Unser Vers markiert eine Wasserscheide in der biblischen Geschichte. Davor wurden Menschen viele hundert Jahre alt. Methusalem erreichte laut Gen 5 ein Alter von fast 1000 Jahren. Mit dem Vers wird die menschliche Lebenszeit auf 120 Jahre beschnitten. Mose erreichte dieses Alter, und auch Jojoda, erinnern Sie sich an den BdW 43/2023? In der Tat scheinen 120 Jahre eine Art biologisches Maximum zu sein, die allerältesten Menschen erreichen es, siehe hierzu eine Info des statistischen Landesamts in Baden Württemberg. Im Januar dieses Jahres verstarb die älteste Frau der Welt mit 118 Jahren, die derzeitige Rekordhalterin ist 115 Jahre alt.
Die Rätsel des Texts kann ich nicht lösen. Aber wie kommen denn Sie mit der Beschränkung der Lebenszeit zurecht — Ihrer eigenen und der Ihrer Lieben? Wäre es für Sie eine Verlockung, 240, 360 oder 480 Jahre alt zu werden? Zum Beispiel vierhundert Jahre Büroalltag und Zeitkorrekturbuchungen, 100 mal Bundestagswahlkampf mit K-Frage und Angst vor Klartext, 20.800 Bibelverse der Woche, 146.000 mal Nachrichten im Deutschlandfunk, aberhundertausend unerfüllte erotische Phantasien… Die Aufzählung ist bewußt nicht böswillig, aber man sieht: es würde in unendliche Gleichgültigkeit münden. Die Helden einer solchen Welt wären Menschen mit Strategien, die es ihnen ermöglichen, die eigene Fortexistenz dennoch zu ertragen. Etlichen würde das nicht gelingen. Altersbedingt gerät für mich ein Ende in Sicht, aber die Vorstellung eines unbegrenzten Lebens ist schreckender als die der Begrenzung, heute jedenfalls noch.
Frankfurt, 6. September 2023, Ulf von Kalckreuth
Nicht alle sehen das so. Bei der hessischen Landtagswahl im September kandidierte auch die „Partei für schulmedizinische Verjüngungsforschung„. Die Partei hält ein Alter von tausenden von Jahren für möglich und erreichbar. Für die Finanzierung der Forschung und der erforderlichen Dauerbehandlung — wiederkehrende Reparatur der Schäden auf molekularer und zellulärer Ebene — soll der Staat sorgen…!

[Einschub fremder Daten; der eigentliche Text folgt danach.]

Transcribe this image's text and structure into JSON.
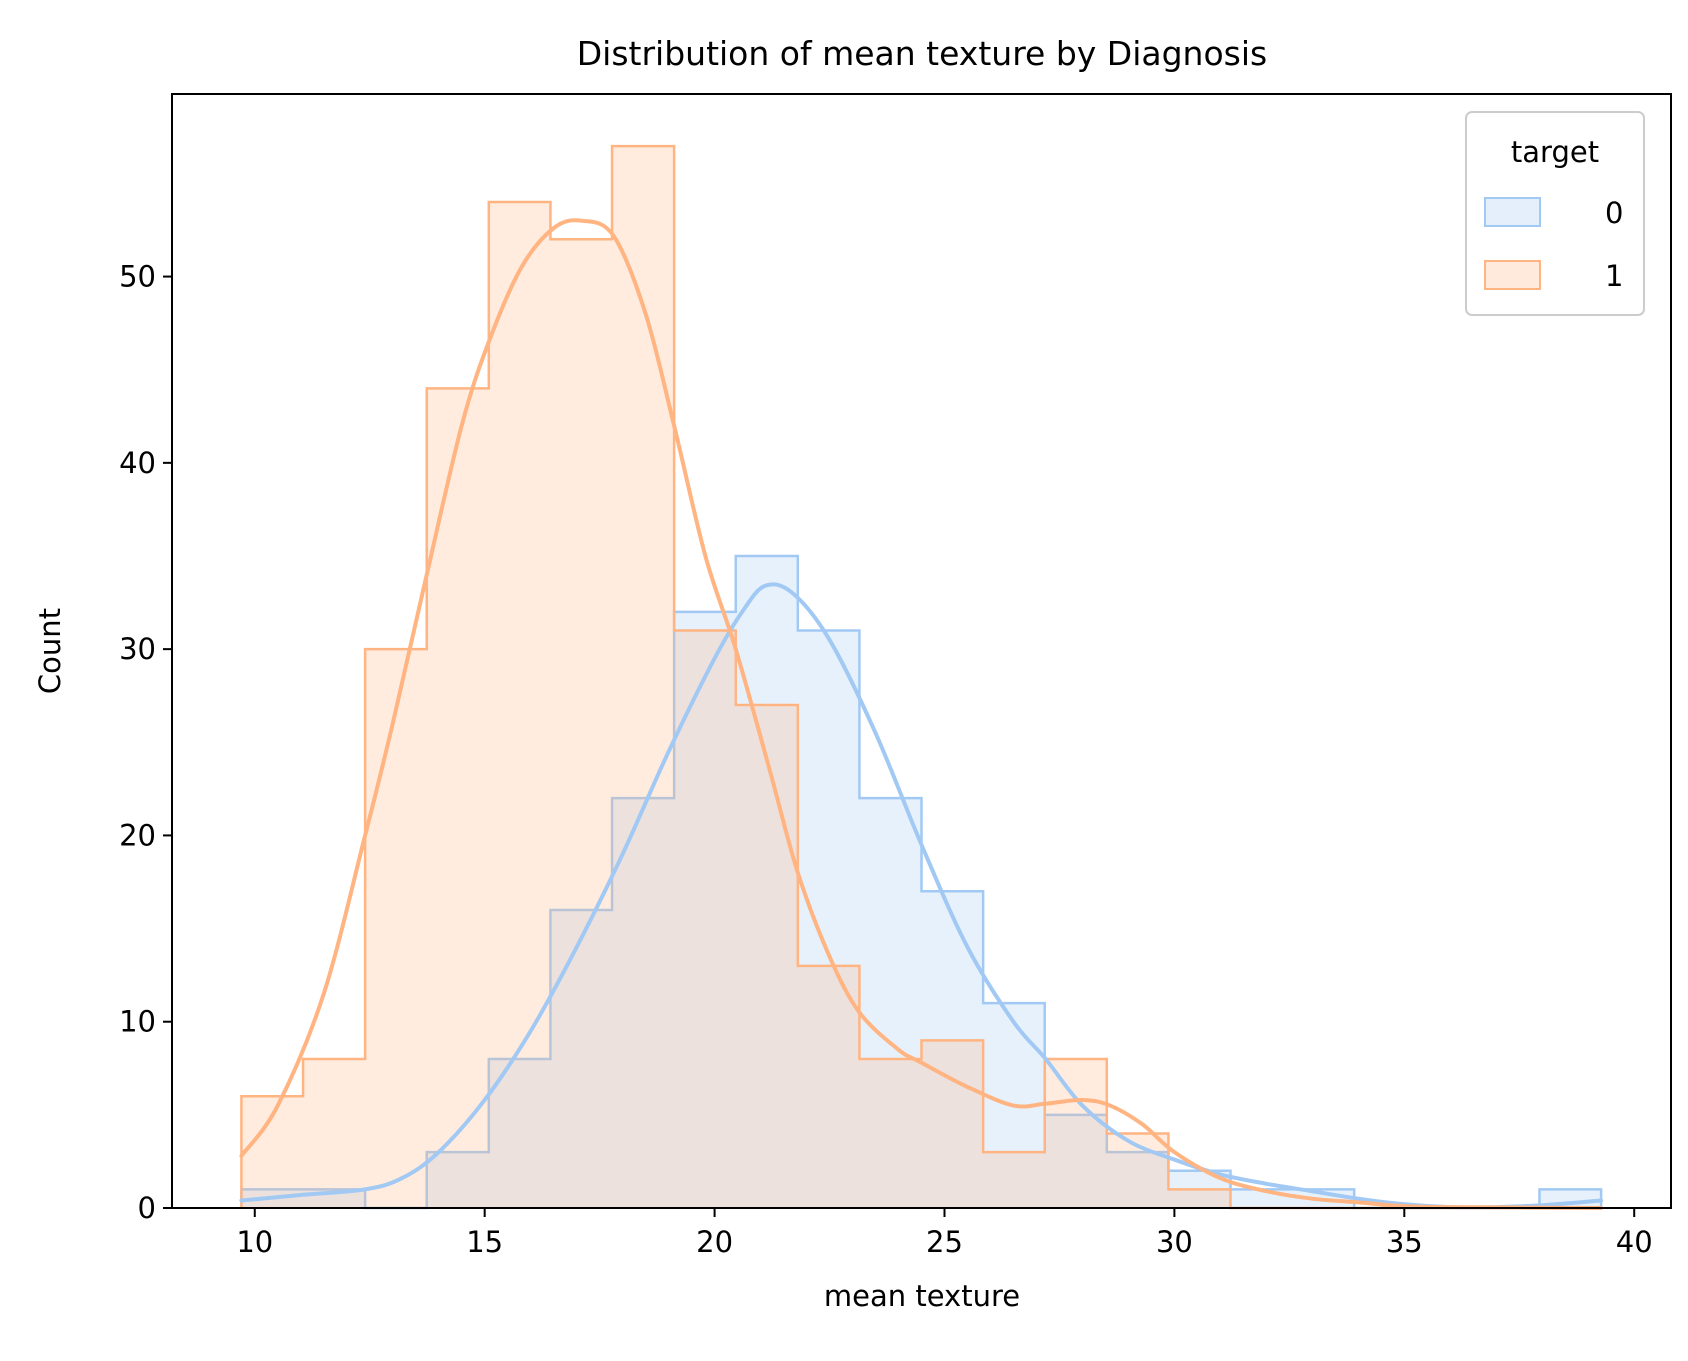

Mit meinem Leben werden auch die vielen Dinge enden und dauerhaft verschwinden, die ich nicht lösen kann — und mit ihnen Ängste, Ungenügen, Schuld. So sei es. Was danach kommt, hat vielleicht nicht viel zu tun mit diesem Leben. Angefangen mit dem Grundlegendsten: Wird da Zeit sein? Raum? Masse? Identität? Überhaupt etwas? Bestimmt jedenfalls keine Zeitkorrekturbuchungen,…!
Gott sei mit uns auf der kurzen Strecke, wie auch auf der langen.